Senator Devine raised the issue of children with very particular needs. There is no doubt they present challenges to the school system. We have been in the business of teaching and providing special needs assistants for children with those needs. We recognise that if we are to cater for some children, we need to find a way of building a new partnership with other providers such as speech and language and occupational therapists. If this model is successful, we can consider other potential specialisms where we could have professional partnerships between teachers, special needs assistants and parents in the school and those professionals. I hope this approach will open up a new route to catering more fully to a wider range of needs within the school setting. That could allow more children to successfully progress through the school.

The National Council for Special Education, NCSE, has looked internationally to see if there is a bolt-on model that would represent best practice for dealing with children with special needs, but there is not one. No one is putting their hands up and saying our model is a world leader. Many are looking at what we are doing and saying we are in a pretty good space in terms of the way in which we approach the challenge. How one gets the best model for integrating children with special needs into a school system on an integrated basis presents a challenge in every education system.
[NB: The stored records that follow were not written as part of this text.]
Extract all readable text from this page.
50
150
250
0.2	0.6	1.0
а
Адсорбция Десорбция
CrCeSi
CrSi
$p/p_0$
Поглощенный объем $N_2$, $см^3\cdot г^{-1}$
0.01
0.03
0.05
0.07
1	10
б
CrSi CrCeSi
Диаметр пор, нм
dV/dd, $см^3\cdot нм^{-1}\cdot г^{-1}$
I look forward to the work of the NCSE. It has just been received in my Department and is being assessed. Obviously, we will have to go to the Government to bring it to the next level. The NCSE has put a great deal of work into this to help us design a model that would have the confidence of parents, which Senator Noone rightly pointed out is very important, and to provide us with the evidence to suggest this route is the right one to take.
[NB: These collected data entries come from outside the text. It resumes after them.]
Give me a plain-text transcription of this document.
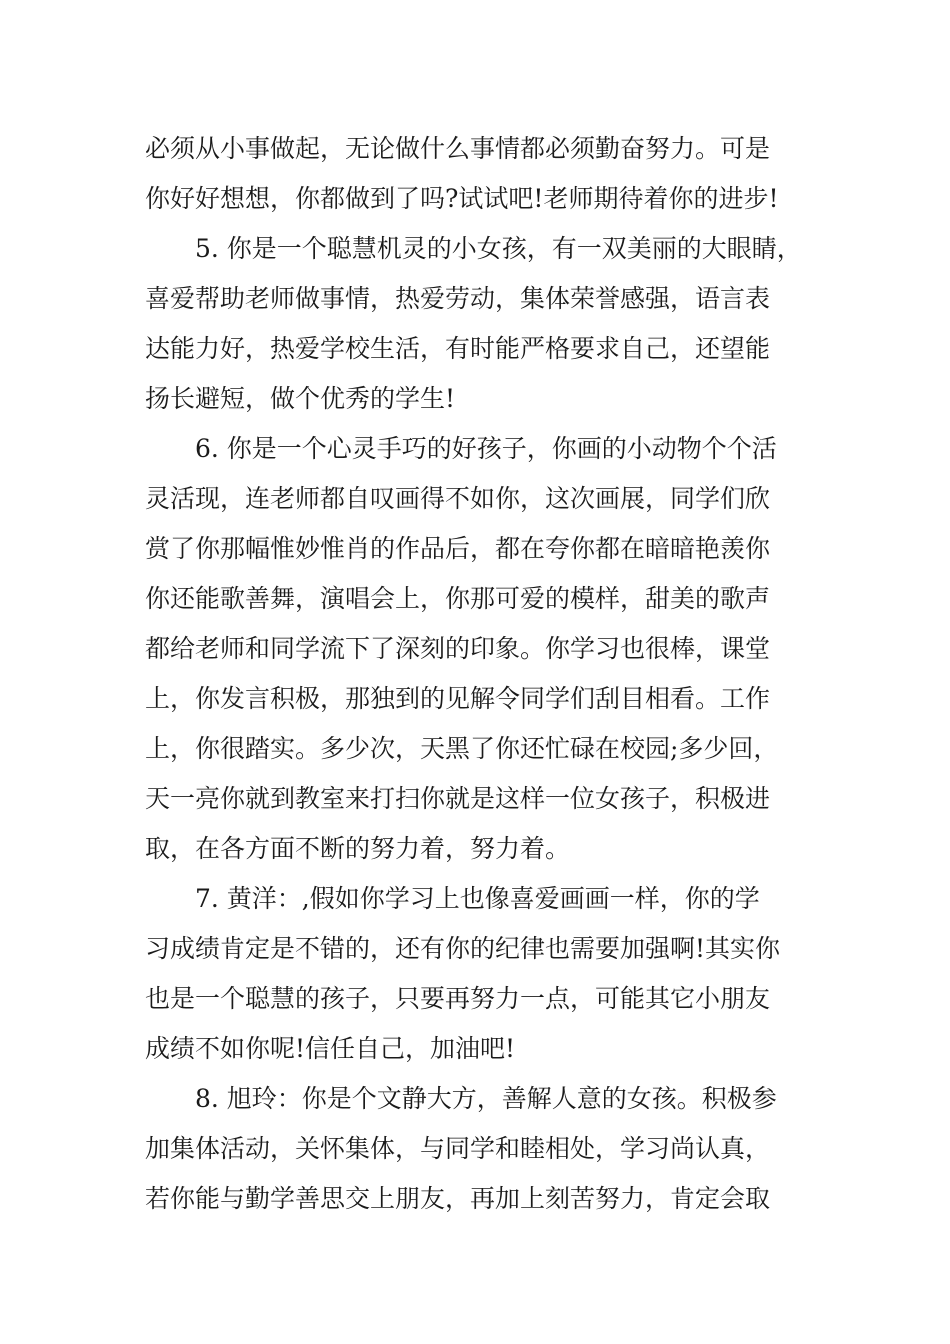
必须从小事做起，无论做什么事情都必须勤奋努力。可是
你好好想想，你都做到了吗?试试吧!老师期待着你的进步!
5. 你是一个聪慧机灵的小女孩，有一双美丽的大眼睛，
喜爱帮助老师做事情，热爱劳动，集体荣誉感强，语言表
达能力好，热爱学校生活，有时能严格要求自己，还望能
扬长避短，做个优秀的学生!
6. 你是一个心灵手巧的好孩子，你画的小动物个个活
灵活现，连老师都自叹画得不如你，这次画展，同学们欣
赏了你那幅惟妙惟肖的作品后，都在夸你都在暗暗艳羡你
你还能歌善舞，演唱会上，你那可爱的模样，甜美的歌声
都给老师和同学流下了深刻的印象。你学习也很棒，课堂
上，你发言积极，那独到的见解令同学们刮目相看。工作
上，你很踏实。多少次，天黑了你还忙碌在校园;多少回，
天一亮你就到教室来打扫你就是这样一位女孩子，积极进
取，在各方面不断的努力着，努力着。
7. 黄洋：,假如你学习上也像喜爱画画一样，你的学
习成绩肯定是不错的，还有你的纪律也需要加强啊!其实你
也是一个聪慧的孩子，只要再努力一点，可能其它小朋友
成绩不如你呢!信任自己，加油吧!
8. 旭玲：你是个文静大方，善解人意的女孩。积极参
加集体活动，关怀集体，与同学和睦相处，学习尚认真，
若你能与勤学善思交上朋友，再加上刻苦努力，肯定会取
I thank Senators for their contributions. While this area does not get national attention, it is a challenging one that deserves attention from the Oireachtas. It is an area where we do many positive things and prevent many problems that might otherwise develop and, thereby, allow people fulfil their potential, which is the goal that motivates all of us in the education area.
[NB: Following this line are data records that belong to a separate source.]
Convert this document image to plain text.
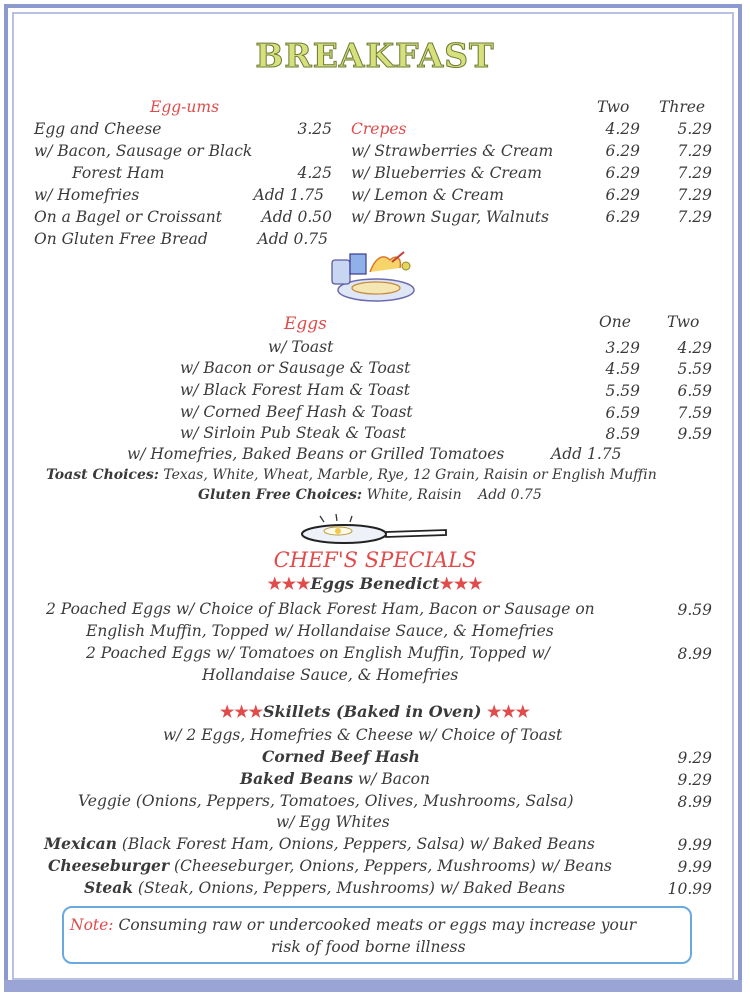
BREAKFAST
Egg-ums
Egg and Cheese	3.25
w/ Bacon, Sausage or Black
Forest Ham	4.25
w/ Homefries	Add 1.75
On a Bagel or Croissant	Add 0.50
On Gluten Free Bread	Add 0.75
Two Three
Crepes	4.29	5.29
w/ Strawberries & Cream	6.29	7.29
w/ Blueberries & Cream	6.29	7.29
w/ Lemon & Cream	6.29	7.29
w/ Brown Sugar, Walnuts	6.29	7.29
Eggs	One Two
w/ Toast	3.29	4.29
w/ Bacon or Sausage & Toast	4.59	5.59
w/ Black Forest Ham & Toast	5.59	6.59
w/ Corned Beef Hash & Toast	6.59	7.59
w/ Sirloin Pub Steak & Toast	8.59	9.59
w/ Homefries, Baked Beans or Grilled Tomatoes	Add 1.75
Toast Choices: Texas, White, Wheat, Marble, Rye, 12 Grain, Raisin or English Muffin
Gluten Free Choices: White, Raisin Add 0.75
CHEF'S SPECIALS
★★★Eggs Benedict★★★
2 Poached Eggs w/ Choice of Black Forest Ham, Bacon or Sausage on
English Muffin, Topped w/ Hollandaise Sauce, & Homefries
9.59
2 Poached Eggs w/ Tomatoes on English Muffin, Topped w/
Hollandaise Sauce, & Homefries
8.99
★★★Skillets (Baked in Oven) ★★★
w/ 2 Eggs, Homefries & Cheese w/ Choice of Toast
Corned Beef Hash	9.29
Baked Beans w/ Bacon	9.29
Veggie (Onions, Peppers, Tomatoes, Olives, Mushrooms, Salsa)	8.99
w/ Egg Whites
Mexican (Black Forest Ham, Onions, Peppers, Salsa) w/ Baked Beans	9.99
Cheeseburger (Cheeseburger, Onions, Peppers, Mushrooms) w/ Beans	9.99
Steak (Steak, Onions, Peppers, Mushrooms) w/ Baked Beans	10.99
Note: Consuming raw or undercooked meats or eggs may increase your
risk of food borne illness
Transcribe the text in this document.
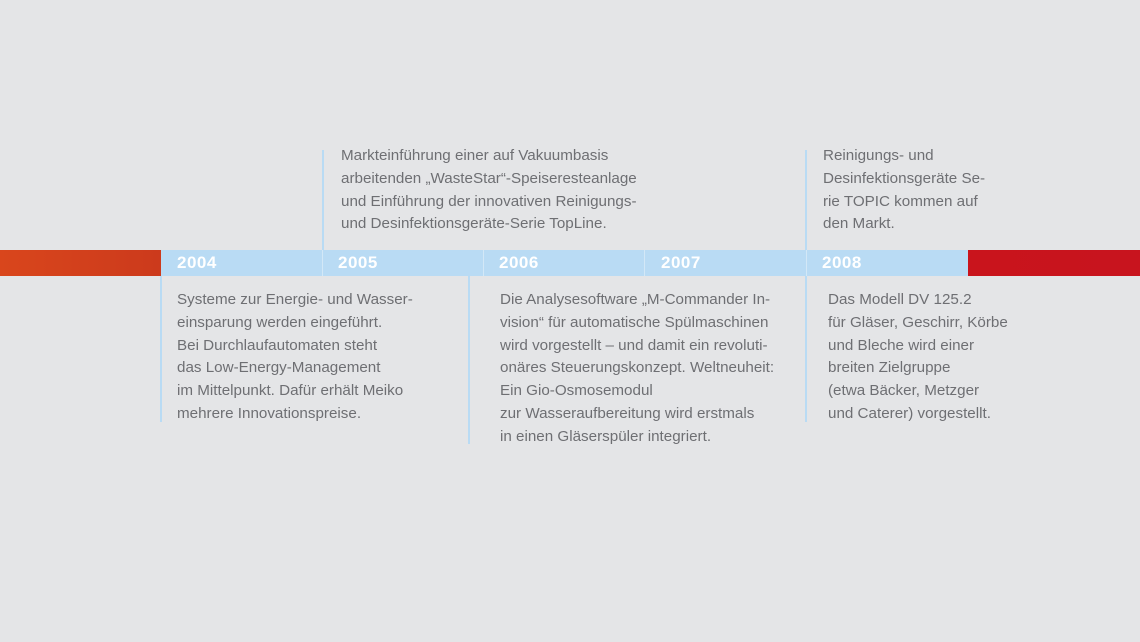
2004	2005	2006	2007	2008
Markteinführung einer auf Vakuumbasis
arbeitenden „WasteStar“-Speiseresteanlage
und Einführung der innovativen Reinigungs-
und Desinfektionsgeräte-Serie TopLine.
Reinigungs- und
Desinfektionsgeräte Se-
rie TOPIC kommen auf
den Markt.
Systeme zur Energie- und Wasser-
einsparung werden eingeführt.
Bei Durchlaufautomaten steht
das Low-Energy-Management
im Mittelpunkt. Dafür erhält Meiko
mehrere Innovationspreise.
Die Analysesoftware „M-Commander In-
vision“ für automatische Spülmaschinen
wird vorgestellt – und damit ein revoluti-
onäres Steuerungskonzept. Weltneuheit:
Ein Gio-Osmosemodul
zur Wasseraufbereitung wird erstmals
in einen Gläserspüler integriert.
Das Modell DV 125.2
für Gläser, Geschirr, Körbe
und Bleche wird einer
breiten Zielgruppe
(etwa Bäcker, Metzger
und Caterer) vorgestellt.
That concludes statements on special education provision.

I welcome to the Distinguished Visitors Gallery this afternoon James Connolly, a retired brigadier general born on 1 November 1923. James is now in his 95th year and he is very welcome. He was commissioned by President Douglas Hyde in 1945. He served as a pilot and at one stage was head of the apprentice school in Baldonnel. He participated in many United Nations tours in the early 1960s in the Middle East. His grandfather was James Connolly, one of the leaders of 1916 Easter Rising. His father, Roddy Connolly, son of James Connolly, was at various times a member of Dáil and Seanad Éireann. His aunt, Nora Connolly O'Brien, along with her mother, the wife of James Connolly, visited him the night before his execution. Nora was an Independent Member of Seanad Éireann as a Taoiseach's nominee, appointed by Seán Lemass in the late 1950s and early 1960s. Today, I understand our colleague Senator Dolan will be presenting him with a copy of Forgotten Patriot - Douglas Hyde & the Foundation of the Irish Presidency, by Brian Murphy. James - or Seamus - is Senator Dolan's Uncle Seamus, having been married to Kitty, now deceased, Senator Dolan's mother's sister. Today, James is accompanied by five of his six children, Jessica, Joanna, John, Shay and Roddy, as well as Shay's daughter Nicola. On behalf of the Cathaoirleach, the Minister and our colleagues in Seanad Éireann, I welcome you to the Upper House along with our distinguished colleague, Senator Dolan, and wish James, in particular - and his family - a very happy visit to this, your Parliament and our Parliament. I hope you have an enjoyable day.